Baked Feta with Garlicky Kale and Chickpeas

Katherine Gillen

Cheese for dinner? Don’t mind if we do. This recipe for baked feta might sound more like an appetizer than a main course (and you could certainly serve it as such), but the addition of tender, sautéed kale and chickpeas makes it hearty enough to be the star of the table.

And because the best dinners are the ones you can customize, feel free to adjust ingredients as you please. The kale can be swapped with any hearty green (like mustard greens or chard), the shallot can be replaced with onion and the feta can—actually, don’t skip the feta.

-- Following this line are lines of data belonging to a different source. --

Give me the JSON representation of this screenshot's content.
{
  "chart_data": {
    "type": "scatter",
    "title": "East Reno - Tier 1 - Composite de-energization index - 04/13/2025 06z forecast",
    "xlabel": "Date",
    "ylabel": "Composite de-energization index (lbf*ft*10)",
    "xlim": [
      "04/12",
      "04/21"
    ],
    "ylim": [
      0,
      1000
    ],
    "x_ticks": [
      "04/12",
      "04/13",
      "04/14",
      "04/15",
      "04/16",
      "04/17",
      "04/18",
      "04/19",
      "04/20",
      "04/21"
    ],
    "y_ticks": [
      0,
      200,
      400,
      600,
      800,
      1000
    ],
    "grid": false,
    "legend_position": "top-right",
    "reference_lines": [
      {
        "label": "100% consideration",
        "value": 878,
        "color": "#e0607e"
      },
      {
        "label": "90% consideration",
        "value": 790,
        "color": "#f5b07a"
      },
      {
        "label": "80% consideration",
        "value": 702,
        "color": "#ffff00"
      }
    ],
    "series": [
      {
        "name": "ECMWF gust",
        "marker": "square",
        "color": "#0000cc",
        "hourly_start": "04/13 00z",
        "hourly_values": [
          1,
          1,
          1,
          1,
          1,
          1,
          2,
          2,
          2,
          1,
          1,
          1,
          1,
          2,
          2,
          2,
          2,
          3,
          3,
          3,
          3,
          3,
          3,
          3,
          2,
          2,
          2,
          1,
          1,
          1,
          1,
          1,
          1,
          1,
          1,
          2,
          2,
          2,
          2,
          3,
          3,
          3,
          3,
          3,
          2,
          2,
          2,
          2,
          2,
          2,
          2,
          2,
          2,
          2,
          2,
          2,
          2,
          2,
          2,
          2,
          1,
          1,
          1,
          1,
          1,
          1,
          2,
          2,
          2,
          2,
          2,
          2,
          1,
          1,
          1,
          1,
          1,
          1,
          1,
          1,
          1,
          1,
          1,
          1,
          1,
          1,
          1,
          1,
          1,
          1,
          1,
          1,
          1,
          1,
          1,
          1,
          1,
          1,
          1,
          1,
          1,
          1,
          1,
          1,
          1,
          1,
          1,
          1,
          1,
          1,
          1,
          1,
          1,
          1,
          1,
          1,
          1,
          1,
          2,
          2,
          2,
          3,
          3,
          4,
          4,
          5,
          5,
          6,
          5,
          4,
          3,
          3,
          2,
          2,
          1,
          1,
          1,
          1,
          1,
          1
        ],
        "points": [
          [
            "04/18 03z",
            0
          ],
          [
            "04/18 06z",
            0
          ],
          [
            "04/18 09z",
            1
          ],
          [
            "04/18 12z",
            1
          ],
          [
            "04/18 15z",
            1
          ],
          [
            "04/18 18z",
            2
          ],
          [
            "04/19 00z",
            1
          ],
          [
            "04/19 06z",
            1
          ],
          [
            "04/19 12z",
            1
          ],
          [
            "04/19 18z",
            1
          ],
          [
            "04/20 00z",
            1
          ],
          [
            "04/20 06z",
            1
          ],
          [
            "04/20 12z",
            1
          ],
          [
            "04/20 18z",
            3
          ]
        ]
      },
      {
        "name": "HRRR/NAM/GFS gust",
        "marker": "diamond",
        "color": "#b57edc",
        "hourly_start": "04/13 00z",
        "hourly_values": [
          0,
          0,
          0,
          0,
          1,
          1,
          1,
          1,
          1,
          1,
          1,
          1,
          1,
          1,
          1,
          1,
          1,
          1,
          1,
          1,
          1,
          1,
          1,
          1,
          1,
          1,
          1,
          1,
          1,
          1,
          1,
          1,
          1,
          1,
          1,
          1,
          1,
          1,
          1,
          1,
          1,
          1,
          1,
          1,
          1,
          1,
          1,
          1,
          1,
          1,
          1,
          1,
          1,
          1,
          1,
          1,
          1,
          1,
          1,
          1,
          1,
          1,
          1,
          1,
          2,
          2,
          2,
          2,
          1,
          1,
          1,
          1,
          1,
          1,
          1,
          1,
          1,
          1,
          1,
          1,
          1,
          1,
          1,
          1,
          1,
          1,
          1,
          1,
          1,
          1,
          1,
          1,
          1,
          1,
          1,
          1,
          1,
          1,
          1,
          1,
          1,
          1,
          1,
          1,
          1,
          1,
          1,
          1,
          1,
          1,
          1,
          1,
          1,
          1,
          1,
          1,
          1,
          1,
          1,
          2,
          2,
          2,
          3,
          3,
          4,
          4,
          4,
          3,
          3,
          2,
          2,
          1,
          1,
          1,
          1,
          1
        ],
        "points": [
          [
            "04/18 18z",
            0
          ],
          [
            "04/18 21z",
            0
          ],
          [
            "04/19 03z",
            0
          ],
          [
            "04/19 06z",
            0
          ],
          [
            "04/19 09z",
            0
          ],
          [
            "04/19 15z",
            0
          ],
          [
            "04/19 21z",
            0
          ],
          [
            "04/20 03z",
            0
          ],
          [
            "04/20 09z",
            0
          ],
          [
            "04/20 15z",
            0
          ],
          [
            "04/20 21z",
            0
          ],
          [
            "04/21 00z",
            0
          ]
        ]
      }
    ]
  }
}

Baked Feta with Dill, Caper Berries and Citrus


Extra-virgin olive oil, as needed

1 medium shallot, sliced

2 bunches kale or other hearty greens, ribs and stems removed

3 garlic cloves, peeled and smashed

½ to 1 teaspoon crushed red pepper flakes

Kosher salt and freshly ground black pepper

One 15-ounce can chickpeas, drained and rinsed

One 10- to 12-ounce block feta cheese, cut into ½-inch slabs

Juice of one lemon

Pita, for serving


1. Preheat the oven to 350°F. In a medium skillet, heat a few tablespoons of olive oil over medium heat. Add the shallot and sauté until tender and translucent, about 5 minutes.

2. Working in batches if necessary, add the kale to the skillet. Season with salt and pepper, and cook until it begins to soften and wilt down, 6 to 8 minutes. Add the garlic and crushed red pepper flakes, followed by the chickpeas. Arrange the slices of feta on top.

3. Transfer the skillet to the oven and bake until the cheese is soft and melty, 10 to 15 minutes. (At this point, you can transfer to the broiler to brown the cheese, if desired.) Drizzle with lemon juice and serve with pita slices.